Attackers must also consider their optimization constraints. “Human imperceptible” is likely to be irrelevant in a computer-use scenario where the attacker expects the input to be processed by a completely autonomous system, as an illustration. The less constraints the attacker imposes, the more likely they’re to succeed.
Learn more
VLMs extend the present power and capability of LLMs to unlock many useful multimodal applications, including robotics and computer use agents. Images are a part of the VLM prompt and may be used to govern model output identical to untrusted text. Understanding the history of attacking and defending image classifiers and embedding models can assist discover risks and inform mitigations to construct robust systems. Images aren’t the one additional modality being introduced into language models with historical adversarial machine learning research. Security teams should review some older techniques for video, audio, and other modalities to evaluate and increase the resilience of their multimodal AI applications.
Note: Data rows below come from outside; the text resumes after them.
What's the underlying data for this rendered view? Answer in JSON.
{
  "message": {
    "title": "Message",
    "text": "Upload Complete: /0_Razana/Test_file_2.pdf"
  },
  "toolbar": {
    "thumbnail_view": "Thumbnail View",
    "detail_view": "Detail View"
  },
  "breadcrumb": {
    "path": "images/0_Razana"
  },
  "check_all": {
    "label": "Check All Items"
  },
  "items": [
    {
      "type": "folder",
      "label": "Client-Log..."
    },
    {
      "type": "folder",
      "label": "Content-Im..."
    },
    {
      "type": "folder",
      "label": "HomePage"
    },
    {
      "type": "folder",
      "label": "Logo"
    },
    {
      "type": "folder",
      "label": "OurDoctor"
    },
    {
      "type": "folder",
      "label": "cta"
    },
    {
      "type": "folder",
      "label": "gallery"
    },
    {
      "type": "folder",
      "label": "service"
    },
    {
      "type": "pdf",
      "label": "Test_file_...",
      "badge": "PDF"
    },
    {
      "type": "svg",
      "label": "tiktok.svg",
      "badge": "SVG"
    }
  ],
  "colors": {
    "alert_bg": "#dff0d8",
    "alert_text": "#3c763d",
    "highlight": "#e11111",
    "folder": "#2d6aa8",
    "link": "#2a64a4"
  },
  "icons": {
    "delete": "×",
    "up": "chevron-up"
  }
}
Because adversarial examples may be programmatically generated, they ought to be used to enhance training, evaluation, and benchmarking to extend the robustness of resulting systems. Learn more about generating adversarial examples in Exploring Adversarial Machine Learning.
When constructing agentic systems with VLMs, proceed evaluating them based on their autonomy level and threat modeling. Explore the family of NVIDIA VLMs.